Passeggiando fra le sale di un museo o un sito archeologico spesso accade che, fermandoci a guardare le opere, non vediamo superfici scolpite o dipinte, ma Amore che abbraccia Psiche o Napoleone glorioso in sella al suo cavallo, come se queste avessero perso la loro sostanza originale di “oggetti” per animarsi nei personaggi rappresentati.

Nella sua produzione, Caterina spoglia l’Opera d’arte svelandone le varie stratificazioni nascoste dai colori, dal tempo e dalle interpretazioni degli osservatori.

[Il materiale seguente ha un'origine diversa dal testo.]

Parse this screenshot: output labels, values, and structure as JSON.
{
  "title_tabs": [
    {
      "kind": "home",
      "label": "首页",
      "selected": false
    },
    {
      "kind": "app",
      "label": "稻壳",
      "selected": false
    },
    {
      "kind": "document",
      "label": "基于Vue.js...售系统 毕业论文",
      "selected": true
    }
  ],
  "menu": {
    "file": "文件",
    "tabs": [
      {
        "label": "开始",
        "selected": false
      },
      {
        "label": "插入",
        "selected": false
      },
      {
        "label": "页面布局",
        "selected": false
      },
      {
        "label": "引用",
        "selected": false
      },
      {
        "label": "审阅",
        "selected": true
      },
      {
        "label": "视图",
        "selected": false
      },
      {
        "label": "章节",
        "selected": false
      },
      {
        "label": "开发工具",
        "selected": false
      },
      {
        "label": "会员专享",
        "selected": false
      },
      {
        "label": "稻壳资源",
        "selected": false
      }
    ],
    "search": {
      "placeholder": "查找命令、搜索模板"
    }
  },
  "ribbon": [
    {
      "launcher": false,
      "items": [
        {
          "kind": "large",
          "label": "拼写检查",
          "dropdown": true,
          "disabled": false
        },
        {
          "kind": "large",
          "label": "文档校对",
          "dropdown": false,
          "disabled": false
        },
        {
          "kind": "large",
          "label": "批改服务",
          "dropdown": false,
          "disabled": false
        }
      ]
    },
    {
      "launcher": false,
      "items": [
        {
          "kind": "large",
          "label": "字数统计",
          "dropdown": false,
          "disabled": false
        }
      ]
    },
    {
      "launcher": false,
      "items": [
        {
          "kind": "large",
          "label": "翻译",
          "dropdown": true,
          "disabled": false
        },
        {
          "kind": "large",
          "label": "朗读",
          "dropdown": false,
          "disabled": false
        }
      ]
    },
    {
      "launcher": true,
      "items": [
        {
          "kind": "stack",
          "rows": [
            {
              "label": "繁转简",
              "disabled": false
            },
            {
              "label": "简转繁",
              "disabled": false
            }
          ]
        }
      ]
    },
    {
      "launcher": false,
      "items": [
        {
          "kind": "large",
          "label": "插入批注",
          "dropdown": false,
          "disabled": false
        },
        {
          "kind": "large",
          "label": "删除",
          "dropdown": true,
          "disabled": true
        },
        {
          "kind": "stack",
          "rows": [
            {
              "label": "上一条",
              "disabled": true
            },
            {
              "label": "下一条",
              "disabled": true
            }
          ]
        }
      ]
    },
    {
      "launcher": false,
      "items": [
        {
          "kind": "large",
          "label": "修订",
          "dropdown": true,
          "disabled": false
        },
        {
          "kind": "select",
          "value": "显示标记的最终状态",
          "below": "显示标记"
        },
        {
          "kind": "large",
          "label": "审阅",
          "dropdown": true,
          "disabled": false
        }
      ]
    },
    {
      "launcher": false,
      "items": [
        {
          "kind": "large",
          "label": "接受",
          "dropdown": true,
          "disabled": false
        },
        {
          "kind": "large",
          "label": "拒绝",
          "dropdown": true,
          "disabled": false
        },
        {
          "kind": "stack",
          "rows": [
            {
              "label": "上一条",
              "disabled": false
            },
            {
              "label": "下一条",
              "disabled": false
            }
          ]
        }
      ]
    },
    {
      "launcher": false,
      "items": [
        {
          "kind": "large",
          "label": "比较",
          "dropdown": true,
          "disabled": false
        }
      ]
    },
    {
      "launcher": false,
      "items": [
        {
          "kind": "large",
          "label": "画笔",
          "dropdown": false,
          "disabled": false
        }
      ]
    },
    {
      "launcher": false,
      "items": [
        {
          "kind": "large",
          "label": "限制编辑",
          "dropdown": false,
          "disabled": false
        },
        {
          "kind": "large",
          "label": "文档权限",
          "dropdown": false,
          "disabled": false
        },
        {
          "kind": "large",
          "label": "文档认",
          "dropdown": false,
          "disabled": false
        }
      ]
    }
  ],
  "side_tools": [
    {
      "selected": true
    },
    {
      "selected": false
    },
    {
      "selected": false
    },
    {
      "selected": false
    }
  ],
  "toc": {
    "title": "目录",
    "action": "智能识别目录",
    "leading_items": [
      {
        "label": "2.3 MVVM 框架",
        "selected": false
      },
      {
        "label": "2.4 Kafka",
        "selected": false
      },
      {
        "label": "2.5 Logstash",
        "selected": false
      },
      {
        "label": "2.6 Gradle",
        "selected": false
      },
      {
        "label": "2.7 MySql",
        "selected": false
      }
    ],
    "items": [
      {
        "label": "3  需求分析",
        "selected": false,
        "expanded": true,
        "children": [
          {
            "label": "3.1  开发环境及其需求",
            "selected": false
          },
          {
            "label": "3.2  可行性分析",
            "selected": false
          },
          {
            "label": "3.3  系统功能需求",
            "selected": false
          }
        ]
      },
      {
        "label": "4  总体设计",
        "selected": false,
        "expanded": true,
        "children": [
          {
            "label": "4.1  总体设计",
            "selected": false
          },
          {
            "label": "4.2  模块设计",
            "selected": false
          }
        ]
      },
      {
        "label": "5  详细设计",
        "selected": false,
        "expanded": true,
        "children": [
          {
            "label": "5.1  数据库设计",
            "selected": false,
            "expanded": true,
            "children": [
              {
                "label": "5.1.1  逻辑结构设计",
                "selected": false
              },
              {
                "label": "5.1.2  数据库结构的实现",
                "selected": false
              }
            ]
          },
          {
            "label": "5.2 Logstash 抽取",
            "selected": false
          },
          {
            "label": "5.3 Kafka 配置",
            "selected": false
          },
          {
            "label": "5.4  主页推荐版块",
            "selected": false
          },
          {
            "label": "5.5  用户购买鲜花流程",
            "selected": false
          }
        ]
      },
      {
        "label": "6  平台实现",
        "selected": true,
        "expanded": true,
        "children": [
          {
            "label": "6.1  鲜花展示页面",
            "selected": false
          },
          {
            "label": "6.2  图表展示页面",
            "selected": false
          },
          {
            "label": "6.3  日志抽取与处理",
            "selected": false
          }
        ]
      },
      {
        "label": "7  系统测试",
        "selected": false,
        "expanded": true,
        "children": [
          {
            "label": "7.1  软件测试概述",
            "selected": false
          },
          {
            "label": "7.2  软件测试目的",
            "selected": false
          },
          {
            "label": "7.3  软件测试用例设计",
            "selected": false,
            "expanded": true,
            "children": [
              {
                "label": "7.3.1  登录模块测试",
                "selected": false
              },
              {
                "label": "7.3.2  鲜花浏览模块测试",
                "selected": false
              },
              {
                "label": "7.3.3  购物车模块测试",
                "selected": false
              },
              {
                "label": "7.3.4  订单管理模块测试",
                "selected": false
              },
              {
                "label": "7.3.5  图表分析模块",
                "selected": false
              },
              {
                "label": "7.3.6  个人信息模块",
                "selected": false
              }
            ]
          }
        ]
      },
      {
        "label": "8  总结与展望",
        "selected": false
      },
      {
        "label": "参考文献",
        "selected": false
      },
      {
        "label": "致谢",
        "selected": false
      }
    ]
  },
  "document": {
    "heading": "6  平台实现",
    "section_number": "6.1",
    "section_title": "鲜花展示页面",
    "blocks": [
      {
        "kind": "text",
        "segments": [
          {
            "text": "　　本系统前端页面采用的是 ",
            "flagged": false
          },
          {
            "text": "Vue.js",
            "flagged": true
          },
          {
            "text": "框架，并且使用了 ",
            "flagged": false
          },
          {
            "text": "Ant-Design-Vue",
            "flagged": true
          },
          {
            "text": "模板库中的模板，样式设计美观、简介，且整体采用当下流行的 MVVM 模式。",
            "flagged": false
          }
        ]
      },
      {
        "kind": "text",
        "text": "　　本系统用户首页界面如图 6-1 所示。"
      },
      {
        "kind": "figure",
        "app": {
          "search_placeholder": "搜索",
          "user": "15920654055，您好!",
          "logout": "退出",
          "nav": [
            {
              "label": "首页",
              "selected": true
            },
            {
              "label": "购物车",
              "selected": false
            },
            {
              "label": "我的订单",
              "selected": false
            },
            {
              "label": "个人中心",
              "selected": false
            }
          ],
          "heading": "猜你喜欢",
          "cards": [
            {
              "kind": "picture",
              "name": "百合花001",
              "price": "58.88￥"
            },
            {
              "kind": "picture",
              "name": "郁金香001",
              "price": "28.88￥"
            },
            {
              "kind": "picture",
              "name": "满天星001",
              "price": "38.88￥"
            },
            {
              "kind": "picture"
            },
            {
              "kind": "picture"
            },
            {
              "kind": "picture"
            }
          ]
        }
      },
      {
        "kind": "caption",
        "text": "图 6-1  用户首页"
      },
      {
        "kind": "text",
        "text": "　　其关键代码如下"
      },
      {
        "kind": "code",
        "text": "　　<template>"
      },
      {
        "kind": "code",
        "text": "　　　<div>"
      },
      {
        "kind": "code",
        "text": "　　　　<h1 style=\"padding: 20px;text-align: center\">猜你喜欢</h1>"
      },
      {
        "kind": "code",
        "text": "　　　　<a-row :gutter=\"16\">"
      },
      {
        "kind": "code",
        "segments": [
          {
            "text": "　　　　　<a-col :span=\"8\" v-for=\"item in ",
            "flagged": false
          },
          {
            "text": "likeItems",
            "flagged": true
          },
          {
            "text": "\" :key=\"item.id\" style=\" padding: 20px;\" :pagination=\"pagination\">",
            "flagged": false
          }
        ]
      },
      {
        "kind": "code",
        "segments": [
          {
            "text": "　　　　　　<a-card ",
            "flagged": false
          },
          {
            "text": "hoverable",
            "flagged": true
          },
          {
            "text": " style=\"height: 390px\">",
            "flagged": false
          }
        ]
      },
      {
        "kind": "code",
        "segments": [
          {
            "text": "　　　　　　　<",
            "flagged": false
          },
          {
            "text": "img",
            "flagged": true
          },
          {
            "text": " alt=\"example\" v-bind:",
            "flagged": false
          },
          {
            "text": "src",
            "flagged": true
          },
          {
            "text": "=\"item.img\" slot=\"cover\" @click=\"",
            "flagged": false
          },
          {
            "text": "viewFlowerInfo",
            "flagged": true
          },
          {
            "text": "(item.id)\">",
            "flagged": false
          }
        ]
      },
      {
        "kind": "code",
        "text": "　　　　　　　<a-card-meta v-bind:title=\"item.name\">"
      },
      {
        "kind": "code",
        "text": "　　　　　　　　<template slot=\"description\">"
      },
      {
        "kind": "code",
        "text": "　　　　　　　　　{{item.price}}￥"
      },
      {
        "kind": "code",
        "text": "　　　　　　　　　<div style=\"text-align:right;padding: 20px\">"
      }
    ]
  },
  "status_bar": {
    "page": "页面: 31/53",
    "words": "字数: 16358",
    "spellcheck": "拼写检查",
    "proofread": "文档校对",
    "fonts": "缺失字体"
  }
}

Lo fa in maniera minuziosa, spesso ironica, studiando la consistenza fisica dei materiali e lasciandosi trasportare dalle percezioni sensoriali che riceve dall’oggetto, in una sorta di celebrazione della materia stessa. Non cerca il virtuosismo della tecnica o la manipolazione del materiale secondo la sua immaginazione. “Il mio intento è quello di rivelarne il corpo stesso nelle sue peculiarità, facendo in modo che l’opera sia sempre dipendente dai suoi mutamenti fisici.”

Nella serie Monocromi (2012 – ) l’artista gioca sottilmente con l’iconologia artistica: con gesti lenti e ripetitivi stende sulla tela bianca vari strati di succo di frutta, tracciando la sua personale interpretazione di natura morta (tradizionalmente riferito a una pittura che riproduce frutta e fiori non più nel loro habitat naturale – la natura – e quindi “morti”) e di monocromo (l’assenza della forma nell’immagine). Dipinta con sostanze organiche che si modificano a contatto con l’atmosfera, l’opera non può mai dirsi terminata, in quanto muta continuamente in cromie e odori sempre differenti e non prevedibili. Sfida così quel criterio di immutabilità che viene tacitamente richiesto all’arte per essere collezionabile o vendibile, lasciando alla performatività del tempo il compito di continuare l’opera.

 

Portrait (2016) nasce durante il periodo di residenza presso “Serra delle Arti – Territori di Pietra” a Cursi (LE). Ritrovandosi quotidianamente a contatto con la famosa pietra bianca che ha dato volto all’architettura salentina, Caterina decide di omaggiare la pietra stessa facendole un ritratto. In una cava di Cursi, seleziona un masso che era stato scartato per la vendita, in quanto troppo ricco di venature e lesioni naturali. Inizialmente ne fa effettuare una scansione 3d tramite una macchina a controllo numerico, per poi riprodurla su un secondo masso appositamente tagliato per risultare speculare al primo. I segni tracciati dalla macchina sono volutamente lasciati visibili, come rimando alle curve di livello disegnate sulle cartine geografiche e nei plastici architettonici del paesaggio.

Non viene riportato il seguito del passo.